La vicenda della riforma del MES aveva già aperto un serio problema nei rapporti tra Parlamento e Governo, che si era mostrato sordo agli atti di indirizzo del Parlamento per ben due volte e con due diverse maggioranze, a giugno ed a dicembre 2019. Ma ora si apre una voragine anche all’interno del Governo. C’è sintonia tra il mandante (Conte) ed il mandatario (Gualtieri)? Qual è la linea dell’Italia?

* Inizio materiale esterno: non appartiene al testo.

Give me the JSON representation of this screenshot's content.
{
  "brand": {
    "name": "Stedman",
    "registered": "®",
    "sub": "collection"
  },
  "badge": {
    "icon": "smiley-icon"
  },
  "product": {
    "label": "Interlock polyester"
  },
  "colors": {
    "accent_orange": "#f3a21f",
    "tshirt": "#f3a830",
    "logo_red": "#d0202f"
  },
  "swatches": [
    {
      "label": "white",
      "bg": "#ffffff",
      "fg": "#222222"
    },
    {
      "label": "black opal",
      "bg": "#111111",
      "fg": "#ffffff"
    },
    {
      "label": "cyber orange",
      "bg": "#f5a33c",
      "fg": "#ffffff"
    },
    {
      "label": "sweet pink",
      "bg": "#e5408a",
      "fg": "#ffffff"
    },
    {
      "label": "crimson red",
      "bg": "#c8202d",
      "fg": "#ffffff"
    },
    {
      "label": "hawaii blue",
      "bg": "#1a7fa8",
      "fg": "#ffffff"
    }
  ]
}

Martedì pomeriggio, prima dell’Eurogruppo, Gualtieri in audizione parlamentare aveva fatto esplicito riferimento alla possibilità di attivare il MES “senza condizionalità” e, in effetti, il comunicato di Centeno parlava di “termini e condizioni coerenti con la particolare natura della sfida condivisa da fronteggiare” ed era questo il sentiero su cui sembravano avviati i leader. Una condizionalità minima. Ma l’incantesimo si è rotto quando i leader hanno dovuto fare i conti con la realtà delle precise disposizioni del Trattato del MES che prevede “rigide condizionalità”. Prendere o lasciare. Tutte cose che Gualtieri conosceva già, ma che evidentemente riteneva accettabili. Il clima si è ancor più irrigidito quando la coalizione dei nove (Italia, Francia, Spagna ed altri) ha messo sul tavolo la proposta di “uno strumento di debito comune emesso da una Istituzione dell’UE per raccogliere risorse sul mercato sulle stesse basi e a beneficio di tutti gli Stati Membri. Esso dovrà essere di dimensioni sufficienti e a lunga scadenza, per essere pienamente efficace e per evitare rischi di rifinanziamento ora come nel futuro”. I famosi, ma non meglio definiti, Eurobond o Coronabond.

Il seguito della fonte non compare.